Z = (mean1 - mean2)/standard error (SE) of difference between means
SEdiff = √(SEmean1^2 + SEmean2^2)
SEm = SD/√n
If only one SD is provided, you can use just that to determine SEdiff.
Find table in the back of your statistics text labeled something like "areas under normal distribution" to find the proportion related to the Z score. As a percentage, is it more or less than 1%?
To determine whether the population mean daily sales is now more than $24,819, we can conduct a hypothesis test using the given information and a 1% level of significance.
Let's set up our null and alternative hypotheses:
Null hypothesis (H0): The population mean daily sales is not more than $24,819.
Alternative hypothesis (H1): The population mean daily sales is more than $24,819.

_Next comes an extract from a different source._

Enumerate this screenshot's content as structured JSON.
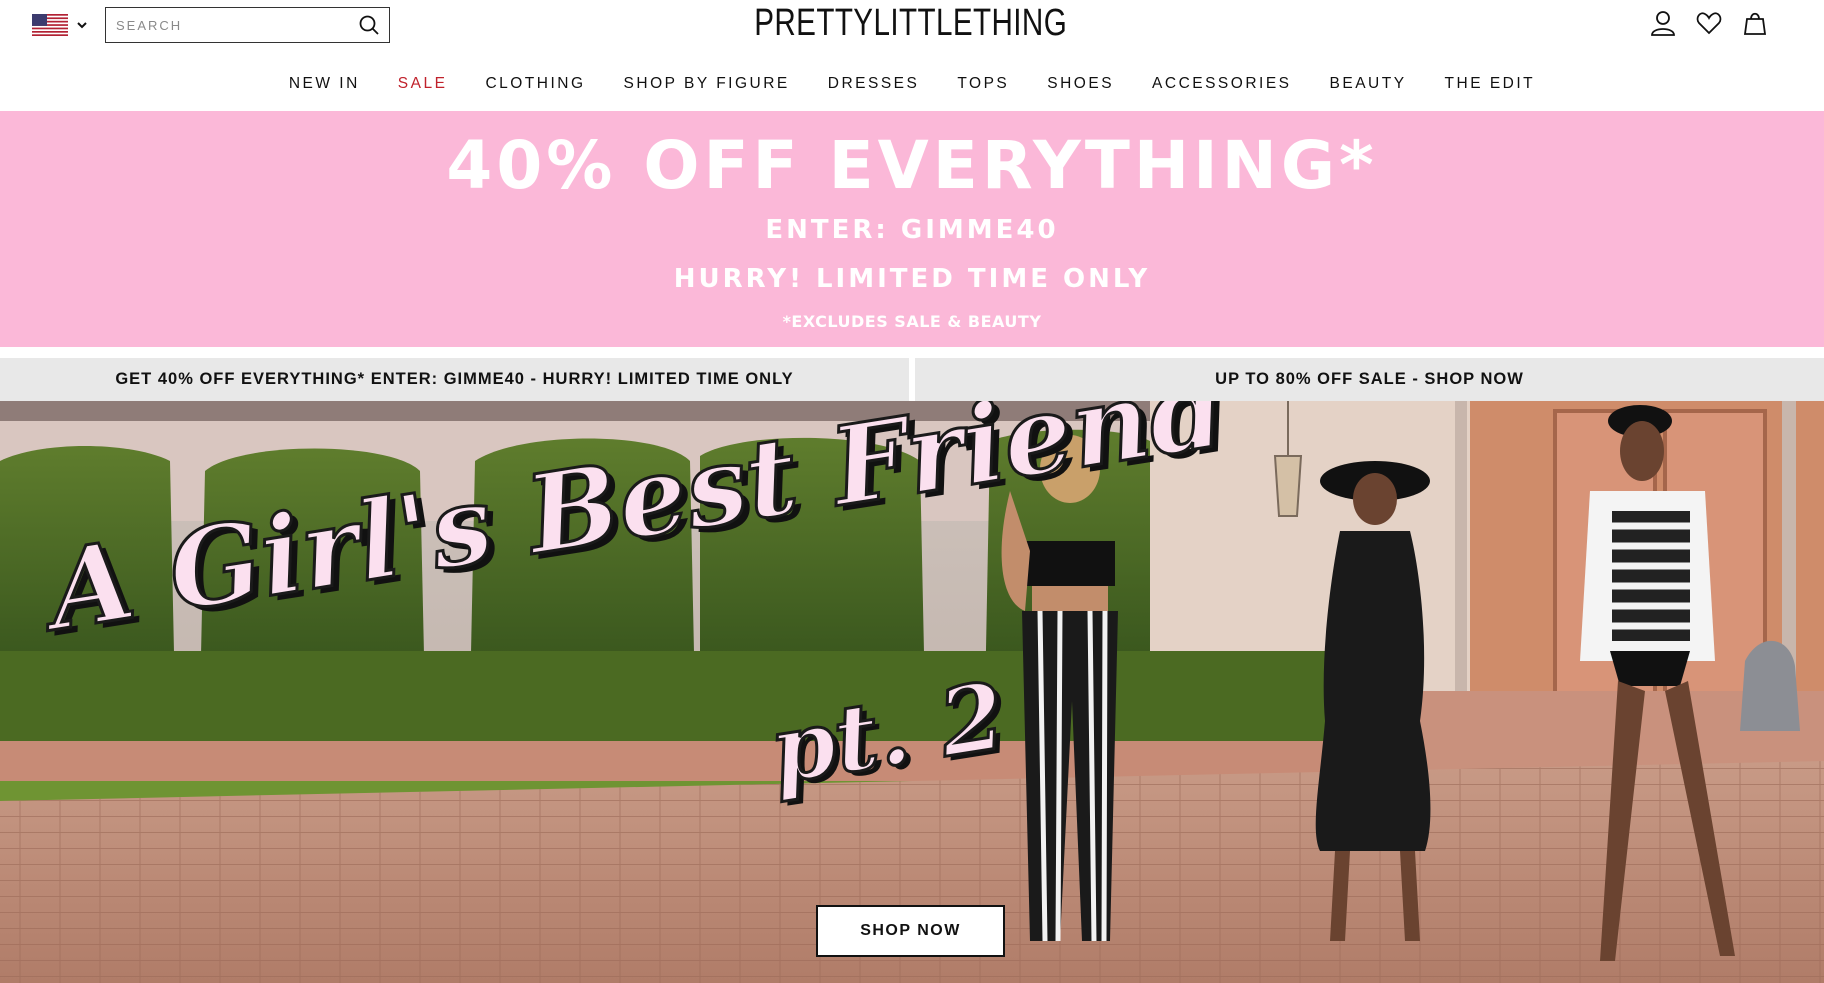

We can use a one-sample t-test since we have a sample mean and the population standard deviation is given. The formula for the test statistic is:
t = (sample mean - hypothesized mean) / (population standard deviation / sqrt(sample size))
Using the given values, we can calculate the test statistic:
t = (25,910 - 24,819) / (1,917 / sqrt(40))
Calculating this expression yields:
t ≈ 4.503
Next, we need to find the critical t-value for a one-tailed test with a 1% level of significance and degrees of freedom (df) = sample size -1 = 40 -1 = 39. We can use a t-table or a statistical software to find the critical t-value.
Looking up the critical t-value in the t-table with 39 degrees of freedom and a cumulative probability of 0.99 (since we are conducting a one-tailed test), we find the critical t-value to be approximately 2.423.
Since the test statistic (t ≈ 4.503) is greater than the critical t-value (2.423), we can reject the null hypothesis.
Therefore, we have evidence to suggest that the population mean daily sales is now more than $24,819 at a 1% level of significance.